A road diet would have been a logical solution to the speeding problem. However, nearby churches use the central travel lane for Sunday parking, which isn’t technically legal but has been tolerated by aldermen for many years. Therefore removing one of the lanes might have been politically challenging.

But getting the raised crosswalks put in turned out to be surprisingly challenging as well. In 2013, Andrea Keller, who lives on the block with her young family, said she collected over 100 signatures on a written petition in favor of the speed tables in 2013. The following year, she launched an online petition, which garnered over 70 signatures. Logan Square Preservation and the Homeowner’s Association of Palmer Square eventually endorsed the idea, and 32nd Ward alderman Scott Waguespack said he was open to funding the speed tables with ward money.

The only thing that was stopping Waguespack from approving the project was a handful of residents who repeatedly contacted him to oppose the idea, according to his chief of staff Paul Sajovec. Some of this resistance was likely due to confusion between the difference between speed humps and speed tables. The latter have a longer cross-section, so they’re unlikely to cause cars to bottom out or create loud noise as vehicles pass over them.

One of the raised crosswalks under construction. The speed tables have a much longer, shallower cross-section than speed humps. Photo: John Greenfield

However, Corrine Bradley told me her opposition to the raised crosswalks was philosophical. Since all drivers might be required to hit the brakes before going over the speed tables, “you’re penalizing everybody, not just the speeders,” she said.

Fortunately, most of the neighbors eventually dropped their opposition after they learned how the speed tables would work. “The raised crosswalks are more of a visual cue that a physical obstruction,” Sajovec said. “A car going 15-17 mph can navigate them without slowing down. That mitigated some of the concerns.”

However, when I recently observed traffic on the street, most drivers were braking before proceeding over the speed tables. On a street that was formerly plagued by speeding, that’s a very good thing.

While the Chicago Department of Transportation originally estimated the two crosswalks would cost $40,000 out of the ward’s $1.3 million in annual discretionary funds, the final price tag was $115,000. That was because CDOT wound up including curb-and-gutter work they felt was necessary in order to prevent stormwater from collecting around the speed tables.

Speed humps generally cost $4-10,000 per block. However, they weren’t an option at Palmer Square due to the street width.

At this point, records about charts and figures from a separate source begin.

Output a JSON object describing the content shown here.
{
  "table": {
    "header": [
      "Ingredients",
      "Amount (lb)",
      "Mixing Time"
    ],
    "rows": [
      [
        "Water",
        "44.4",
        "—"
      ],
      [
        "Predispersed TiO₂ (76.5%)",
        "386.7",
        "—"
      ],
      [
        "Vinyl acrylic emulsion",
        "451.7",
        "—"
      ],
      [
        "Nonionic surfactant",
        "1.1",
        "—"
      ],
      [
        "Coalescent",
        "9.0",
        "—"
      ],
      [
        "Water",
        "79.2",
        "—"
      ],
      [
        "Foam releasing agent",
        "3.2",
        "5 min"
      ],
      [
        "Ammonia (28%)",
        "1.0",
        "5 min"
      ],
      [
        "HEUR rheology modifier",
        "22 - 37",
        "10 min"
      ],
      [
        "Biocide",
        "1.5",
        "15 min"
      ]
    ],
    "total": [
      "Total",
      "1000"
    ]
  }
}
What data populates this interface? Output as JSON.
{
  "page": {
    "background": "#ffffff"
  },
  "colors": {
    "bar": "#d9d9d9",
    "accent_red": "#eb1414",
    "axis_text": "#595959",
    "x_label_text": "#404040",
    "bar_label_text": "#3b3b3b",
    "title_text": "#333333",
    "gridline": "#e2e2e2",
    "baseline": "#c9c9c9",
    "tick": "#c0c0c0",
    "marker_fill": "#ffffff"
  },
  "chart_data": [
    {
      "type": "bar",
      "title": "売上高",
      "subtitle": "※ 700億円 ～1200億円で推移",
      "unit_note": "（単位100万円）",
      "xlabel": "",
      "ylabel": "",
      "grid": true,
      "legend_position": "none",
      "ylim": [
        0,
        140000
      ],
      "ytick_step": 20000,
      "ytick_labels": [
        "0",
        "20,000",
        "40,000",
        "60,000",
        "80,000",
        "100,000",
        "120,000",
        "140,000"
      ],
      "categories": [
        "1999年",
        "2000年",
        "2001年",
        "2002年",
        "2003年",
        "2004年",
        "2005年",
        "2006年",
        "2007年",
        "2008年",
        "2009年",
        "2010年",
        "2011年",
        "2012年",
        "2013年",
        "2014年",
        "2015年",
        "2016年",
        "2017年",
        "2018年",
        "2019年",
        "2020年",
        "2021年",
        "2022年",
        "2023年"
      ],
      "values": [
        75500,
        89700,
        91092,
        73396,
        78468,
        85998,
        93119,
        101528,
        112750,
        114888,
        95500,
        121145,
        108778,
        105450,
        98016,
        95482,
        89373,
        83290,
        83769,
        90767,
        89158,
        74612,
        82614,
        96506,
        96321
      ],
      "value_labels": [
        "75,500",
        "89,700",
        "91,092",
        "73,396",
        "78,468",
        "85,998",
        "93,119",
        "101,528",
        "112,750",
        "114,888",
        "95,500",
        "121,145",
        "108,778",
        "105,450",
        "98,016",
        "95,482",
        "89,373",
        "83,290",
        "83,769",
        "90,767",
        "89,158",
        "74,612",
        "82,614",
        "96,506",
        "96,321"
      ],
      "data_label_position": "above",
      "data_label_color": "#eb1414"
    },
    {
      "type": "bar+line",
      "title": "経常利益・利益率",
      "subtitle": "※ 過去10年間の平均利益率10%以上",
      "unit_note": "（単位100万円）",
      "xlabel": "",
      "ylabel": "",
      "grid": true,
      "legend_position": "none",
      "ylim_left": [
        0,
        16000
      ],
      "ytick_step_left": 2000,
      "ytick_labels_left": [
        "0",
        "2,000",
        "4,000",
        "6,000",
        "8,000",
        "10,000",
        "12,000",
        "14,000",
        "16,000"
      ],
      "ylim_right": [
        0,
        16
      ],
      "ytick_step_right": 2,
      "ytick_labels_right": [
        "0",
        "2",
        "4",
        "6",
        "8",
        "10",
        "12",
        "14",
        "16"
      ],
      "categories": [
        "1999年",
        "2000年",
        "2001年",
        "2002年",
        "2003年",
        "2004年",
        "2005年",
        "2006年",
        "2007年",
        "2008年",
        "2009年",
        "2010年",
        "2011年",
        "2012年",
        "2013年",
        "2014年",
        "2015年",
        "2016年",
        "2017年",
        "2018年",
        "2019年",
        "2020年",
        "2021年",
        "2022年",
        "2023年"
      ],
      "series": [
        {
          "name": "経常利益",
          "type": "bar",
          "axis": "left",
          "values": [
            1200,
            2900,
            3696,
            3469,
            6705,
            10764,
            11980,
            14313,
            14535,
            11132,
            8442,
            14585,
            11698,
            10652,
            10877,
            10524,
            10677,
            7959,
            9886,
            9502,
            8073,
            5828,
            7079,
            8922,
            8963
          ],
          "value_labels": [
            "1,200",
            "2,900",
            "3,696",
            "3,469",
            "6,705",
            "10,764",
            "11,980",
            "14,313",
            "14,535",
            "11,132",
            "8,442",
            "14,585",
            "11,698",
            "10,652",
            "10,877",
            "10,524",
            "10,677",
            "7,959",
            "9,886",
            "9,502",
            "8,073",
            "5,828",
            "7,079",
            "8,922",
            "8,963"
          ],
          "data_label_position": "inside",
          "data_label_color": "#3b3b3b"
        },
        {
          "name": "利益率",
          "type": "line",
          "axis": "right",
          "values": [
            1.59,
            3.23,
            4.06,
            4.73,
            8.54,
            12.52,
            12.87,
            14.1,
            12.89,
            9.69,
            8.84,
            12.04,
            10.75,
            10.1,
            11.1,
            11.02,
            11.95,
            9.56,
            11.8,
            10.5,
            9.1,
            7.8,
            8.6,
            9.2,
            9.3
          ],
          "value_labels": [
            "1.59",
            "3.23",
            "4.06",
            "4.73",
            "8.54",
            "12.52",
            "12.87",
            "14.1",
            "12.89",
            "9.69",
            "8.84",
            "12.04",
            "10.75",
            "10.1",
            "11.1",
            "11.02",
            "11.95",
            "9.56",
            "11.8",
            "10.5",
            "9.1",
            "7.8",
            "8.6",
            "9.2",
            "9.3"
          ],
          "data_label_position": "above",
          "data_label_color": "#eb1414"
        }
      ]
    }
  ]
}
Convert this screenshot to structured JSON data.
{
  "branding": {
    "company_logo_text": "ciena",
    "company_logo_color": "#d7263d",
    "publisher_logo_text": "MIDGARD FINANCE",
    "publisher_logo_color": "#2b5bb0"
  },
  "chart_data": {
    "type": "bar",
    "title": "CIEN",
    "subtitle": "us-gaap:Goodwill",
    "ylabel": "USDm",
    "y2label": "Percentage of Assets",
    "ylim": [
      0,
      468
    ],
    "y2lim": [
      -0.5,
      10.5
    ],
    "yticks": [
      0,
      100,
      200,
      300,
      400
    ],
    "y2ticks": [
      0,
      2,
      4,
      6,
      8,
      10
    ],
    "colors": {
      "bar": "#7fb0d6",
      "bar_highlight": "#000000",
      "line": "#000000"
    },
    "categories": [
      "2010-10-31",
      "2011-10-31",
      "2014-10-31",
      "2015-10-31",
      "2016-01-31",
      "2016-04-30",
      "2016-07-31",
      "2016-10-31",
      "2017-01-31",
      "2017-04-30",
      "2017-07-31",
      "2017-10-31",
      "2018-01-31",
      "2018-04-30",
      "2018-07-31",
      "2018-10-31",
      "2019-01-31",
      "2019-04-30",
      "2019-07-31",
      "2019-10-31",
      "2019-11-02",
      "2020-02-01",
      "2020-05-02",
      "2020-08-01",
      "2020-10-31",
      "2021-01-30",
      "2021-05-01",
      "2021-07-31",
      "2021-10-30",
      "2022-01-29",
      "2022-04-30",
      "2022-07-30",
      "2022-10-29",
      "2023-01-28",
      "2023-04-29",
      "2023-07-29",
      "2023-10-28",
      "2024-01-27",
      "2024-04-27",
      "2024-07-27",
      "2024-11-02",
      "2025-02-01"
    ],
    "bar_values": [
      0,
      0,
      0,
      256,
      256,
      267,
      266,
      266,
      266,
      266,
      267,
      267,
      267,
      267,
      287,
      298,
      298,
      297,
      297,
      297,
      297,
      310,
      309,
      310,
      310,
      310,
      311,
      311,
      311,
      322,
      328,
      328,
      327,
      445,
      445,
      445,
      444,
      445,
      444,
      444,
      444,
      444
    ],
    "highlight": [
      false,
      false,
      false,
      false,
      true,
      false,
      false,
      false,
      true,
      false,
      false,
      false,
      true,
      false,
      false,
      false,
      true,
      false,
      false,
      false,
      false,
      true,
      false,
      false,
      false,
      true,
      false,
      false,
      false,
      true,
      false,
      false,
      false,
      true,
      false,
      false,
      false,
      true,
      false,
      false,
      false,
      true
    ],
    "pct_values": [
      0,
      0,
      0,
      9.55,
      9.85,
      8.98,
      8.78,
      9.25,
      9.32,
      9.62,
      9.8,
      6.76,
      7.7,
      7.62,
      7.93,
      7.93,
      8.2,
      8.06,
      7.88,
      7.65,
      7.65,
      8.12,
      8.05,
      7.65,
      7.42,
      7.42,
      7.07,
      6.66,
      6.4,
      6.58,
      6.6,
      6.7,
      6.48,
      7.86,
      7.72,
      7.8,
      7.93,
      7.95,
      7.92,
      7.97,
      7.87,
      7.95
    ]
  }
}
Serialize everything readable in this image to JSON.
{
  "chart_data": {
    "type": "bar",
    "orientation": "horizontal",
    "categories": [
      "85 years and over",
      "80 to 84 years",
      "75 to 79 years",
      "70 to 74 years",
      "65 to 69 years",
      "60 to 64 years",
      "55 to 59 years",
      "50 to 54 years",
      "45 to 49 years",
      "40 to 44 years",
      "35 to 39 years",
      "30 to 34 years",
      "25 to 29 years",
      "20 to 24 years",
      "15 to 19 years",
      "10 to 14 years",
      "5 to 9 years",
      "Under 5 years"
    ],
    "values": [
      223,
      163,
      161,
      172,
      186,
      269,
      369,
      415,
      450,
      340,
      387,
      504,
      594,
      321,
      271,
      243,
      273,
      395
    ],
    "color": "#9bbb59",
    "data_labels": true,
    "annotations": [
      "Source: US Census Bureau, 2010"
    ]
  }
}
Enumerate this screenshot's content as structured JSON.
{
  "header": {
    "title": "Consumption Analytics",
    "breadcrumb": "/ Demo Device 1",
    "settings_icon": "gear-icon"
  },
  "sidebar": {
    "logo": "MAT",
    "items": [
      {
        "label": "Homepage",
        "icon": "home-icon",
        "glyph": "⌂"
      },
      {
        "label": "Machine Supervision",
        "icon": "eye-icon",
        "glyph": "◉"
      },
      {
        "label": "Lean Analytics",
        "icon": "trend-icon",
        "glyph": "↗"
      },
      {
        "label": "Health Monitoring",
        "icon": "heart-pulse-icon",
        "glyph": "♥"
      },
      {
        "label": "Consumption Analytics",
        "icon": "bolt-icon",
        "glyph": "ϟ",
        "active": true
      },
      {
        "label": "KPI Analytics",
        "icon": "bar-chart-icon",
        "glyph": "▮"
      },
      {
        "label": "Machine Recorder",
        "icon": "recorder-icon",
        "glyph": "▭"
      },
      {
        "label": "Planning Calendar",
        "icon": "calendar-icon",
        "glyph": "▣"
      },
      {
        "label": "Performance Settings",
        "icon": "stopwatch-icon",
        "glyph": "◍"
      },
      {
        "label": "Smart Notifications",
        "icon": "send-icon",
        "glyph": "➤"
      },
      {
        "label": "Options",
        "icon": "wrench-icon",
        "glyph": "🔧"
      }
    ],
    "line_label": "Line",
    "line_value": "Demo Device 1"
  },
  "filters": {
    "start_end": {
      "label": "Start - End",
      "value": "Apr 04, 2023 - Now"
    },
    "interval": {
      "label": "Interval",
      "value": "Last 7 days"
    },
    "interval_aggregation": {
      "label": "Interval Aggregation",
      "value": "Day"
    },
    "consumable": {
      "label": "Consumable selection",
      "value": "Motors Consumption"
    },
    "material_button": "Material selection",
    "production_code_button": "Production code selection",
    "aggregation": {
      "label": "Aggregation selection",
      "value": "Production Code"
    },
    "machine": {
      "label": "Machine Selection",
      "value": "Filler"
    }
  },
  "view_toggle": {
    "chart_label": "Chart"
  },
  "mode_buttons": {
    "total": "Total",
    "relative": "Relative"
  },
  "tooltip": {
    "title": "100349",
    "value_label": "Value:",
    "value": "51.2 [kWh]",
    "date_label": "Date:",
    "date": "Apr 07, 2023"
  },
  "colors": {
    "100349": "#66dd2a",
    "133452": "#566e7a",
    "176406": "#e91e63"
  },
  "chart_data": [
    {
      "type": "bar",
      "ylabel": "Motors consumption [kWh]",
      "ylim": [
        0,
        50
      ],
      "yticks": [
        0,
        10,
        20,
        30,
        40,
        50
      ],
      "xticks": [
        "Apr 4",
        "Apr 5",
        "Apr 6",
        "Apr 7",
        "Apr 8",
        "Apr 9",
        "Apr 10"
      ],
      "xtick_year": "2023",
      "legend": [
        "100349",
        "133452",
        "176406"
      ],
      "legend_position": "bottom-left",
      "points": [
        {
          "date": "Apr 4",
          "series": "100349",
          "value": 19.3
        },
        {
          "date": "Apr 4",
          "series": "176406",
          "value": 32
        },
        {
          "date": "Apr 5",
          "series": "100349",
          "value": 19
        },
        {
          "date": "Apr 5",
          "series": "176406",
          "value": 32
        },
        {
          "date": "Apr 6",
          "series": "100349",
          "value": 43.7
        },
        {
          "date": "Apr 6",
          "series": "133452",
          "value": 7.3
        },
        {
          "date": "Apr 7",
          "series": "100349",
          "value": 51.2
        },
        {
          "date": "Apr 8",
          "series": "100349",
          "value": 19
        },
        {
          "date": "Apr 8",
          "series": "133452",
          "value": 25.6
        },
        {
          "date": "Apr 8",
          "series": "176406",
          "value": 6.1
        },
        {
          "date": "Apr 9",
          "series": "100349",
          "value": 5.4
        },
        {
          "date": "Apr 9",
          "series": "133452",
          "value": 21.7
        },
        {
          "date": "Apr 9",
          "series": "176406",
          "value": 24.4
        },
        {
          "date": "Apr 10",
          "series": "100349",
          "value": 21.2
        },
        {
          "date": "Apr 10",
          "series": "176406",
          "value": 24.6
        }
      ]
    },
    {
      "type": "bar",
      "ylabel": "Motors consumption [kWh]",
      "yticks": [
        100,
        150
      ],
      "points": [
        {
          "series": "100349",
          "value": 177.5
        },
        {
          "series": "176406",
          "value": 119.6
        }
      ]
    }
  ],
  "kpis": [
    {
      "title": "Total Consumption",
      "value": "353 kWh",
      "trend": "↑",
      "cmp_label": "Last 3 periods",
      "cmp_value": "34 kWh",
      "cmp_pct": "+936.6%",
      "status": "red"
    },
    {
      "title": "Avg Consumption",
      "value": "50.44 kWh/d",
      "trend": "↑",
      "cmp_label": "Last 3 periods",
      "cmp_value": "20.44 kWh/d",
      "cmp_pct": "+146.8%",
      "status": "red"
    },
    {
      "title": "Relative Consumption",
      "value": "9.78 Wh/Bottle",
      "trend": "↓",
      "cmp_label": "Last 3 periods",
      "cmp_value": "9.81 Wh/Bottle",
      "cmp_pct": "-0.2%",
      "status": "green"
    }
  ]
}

“We take our menu money very seriously, and we’re very mindful we can’t do this kind of project anywhere people are concerned about pedestrian safety,” Sajovec said. “But there was a high level of concern expressed here, because of the length of the block, the multiple lanes, and the fact that this is a very active green space. We’ll be interested to see how it changes the dynamic. We’re hopeful it’s going to be a positive improvement.”